The fundamental problem, of course, is that the Germans like their left winger to be kuschelig, cuddly. The Left leaders were never as successful nationally as when Oskar preferred Sekt to Sektieren; a fat, loving father who liked to eat well. The same went for party-Gysi, dancing with women who were at least a metre taller than him. It was as if they were saying, yes, let’s have a revolution – but one in which every citizen, however poor, has the right to eat oysters washed down with a good dry white wine.
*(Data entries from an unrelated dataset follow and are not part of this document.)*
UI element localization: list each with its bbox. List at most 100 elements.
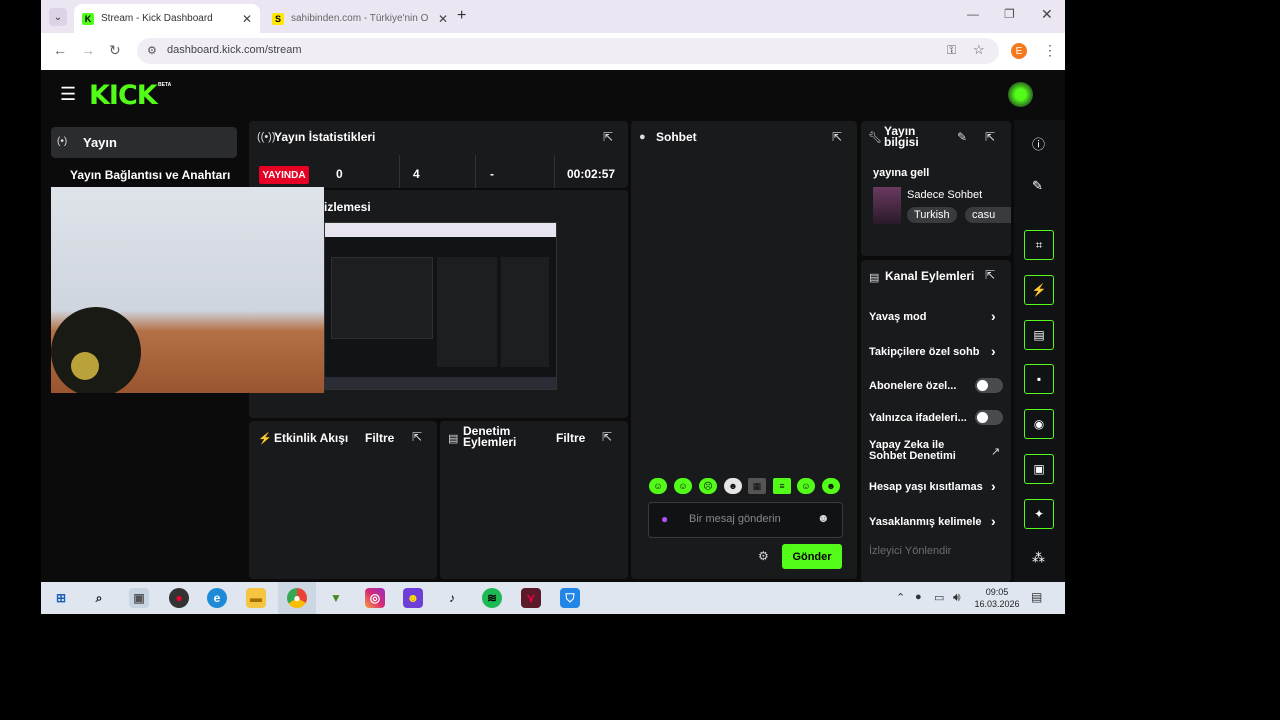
menu-dots-icon[interactable]: ⋮ xyxy=(1043,42,1057,59)
channel-icon[interactable]: ▣ xyxy=(1024,454,1054,484)
user-avatar[interactable] xyxy=(1008,82,1033,107)
webcam-badge xyxy=(71,352,99,380)
stream-stats-panel: ((•)) Yayın İstatistikleri ⇱ YAYINDA 0 4… xyxy=(249,121,628,188)
emote-icon[interactable]: ☺ xyxy=(674,478,692,494)
chrome-icon[interactable]: ● xyxy=(287,588,307,608)
wrench-icon[interactable]: ✦ xyxy=(1024,499,1054,529)
preview-taskbar xyxy=(325,377,556,389)
tab-kick-dashboard[interactable]: K Stream - Kick Dashboard ✕ xyxy=(74,4,260,33)
screen-capture-icon[interactable]: ⌗ xyxy=(1024,230,1054,260)
tiktok-icon[interactable]: ♪ xyxy=(442,588,462,608)
chevron-up-icon[interactable]: ⌃ xyxy=(896,591,905,604)
filter-button[interactable]: Filtre xyxy=(365,431,394,445)
subscribers-only-row: Abonelere özel... xyxy=(861,373,1011,399)
restore-button[interactable]: ❐ xyxy=(1004,7,1015,21)
preview-video[interactable] xyxy=(324,222,557,390)
obs-icon[interactable]: ● xyxy=(169,588,189,608)
emoji-icon[interactable]: ☻ xyxy=(817,511,830,525)
minimize-button[interactable]: — xyxy=(967,7,979,21)
tab-sahibinden[interactable]: S sahibinden.com - Türkiye'nin O ✕ xyxy=(264,4,456,33)
wrench-icon: 🔧︎ xyxy=(868,132,882,144)
edge-icon[interactable]: e xyxy=(207,588,227,608)
emotes-only-toggle[interactable] xyxy=(975,410,1003,425)
stream-info-panel: 🔧︎ Yayın bilgisi ✎ ⇱ yayına gell Sadece S… xyxy=(861,121,1011,256)
close-window-button[interactable]: ✕ xyxy=(1041,6,1053,23)
slow-mode-row[interactable]: Yavaş mod › xyxy=(861,304,1011,330)
emote-icon[interactable]: ▦ xyxy=(748,478,766,494)
popout-icon[interactable]: ⇱ xyxy=(602,430,612,444)
banned-words-row[interactable]: Yasaklanmış kelimele › xyxy=(861,509,1011,535)
subscribers-only-toggle[interactable] xyxy=(975,378,1003,393)
chevron-right-icon: › xyxy=(991,343,996,359)
emote-icon[interactable]: ☺ xyxy=(649,478,667,494)
profile-avatar[interactable]: E xyxy=(1011,43,1027,59)
ai-moderation-row[interactable]: Yapay Zeka ile Sohbet Denetimi ↗ xyxy=(861,438,1011,468)
popout-icon[interactable]: ⇱ xyxy=(985,268,995,282)
sidebar-item-stream[interactable]: (•) Yayın xyxy=(51,127,237,158)
followers-only-row[interactable]: Takipçilere özel sohb › xyxy=(861,339,1011,365)
kick-logo[interactable]: KICK xyxy=(89,80,158,111)
capcut-icon[interactable]: ⋎ xyxy=(521,588,541,608)
back-icon[interactable]: ← xyxy=(53,42,67,58)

That, I discovered this week in a new biography written by Tristram Hunt, is what Friedrich Engels wanted. “Engels believed in cascading the pleasures of life – food, sex, drink, culture, travel – down to all classes,” rites Hunt. “Socialism was not a never-ending committee meeting, but a life of satiated enjoyment.” Every Sunday, Engels would open up his house in London’s Primrose Hill and throw a party. August Bebel remembers leaving at two in the morning after a night of Pilsner, claret and Maitrank. “If I had an income of 5,000 francs I would do nothing but work and amuse myself with women until I went to pieces,” he wrote to Marx in the 1840s. “If there were no Frenchwomen, life wouldn’t be worth living.”
Now that is a Leftist political thinker who would get my vote. If Engels had been in charge, Fleischauer would not have had to write his reckoning with the Left. And Gysi could have come along to Adnan and had a lamb chop with a good conscience.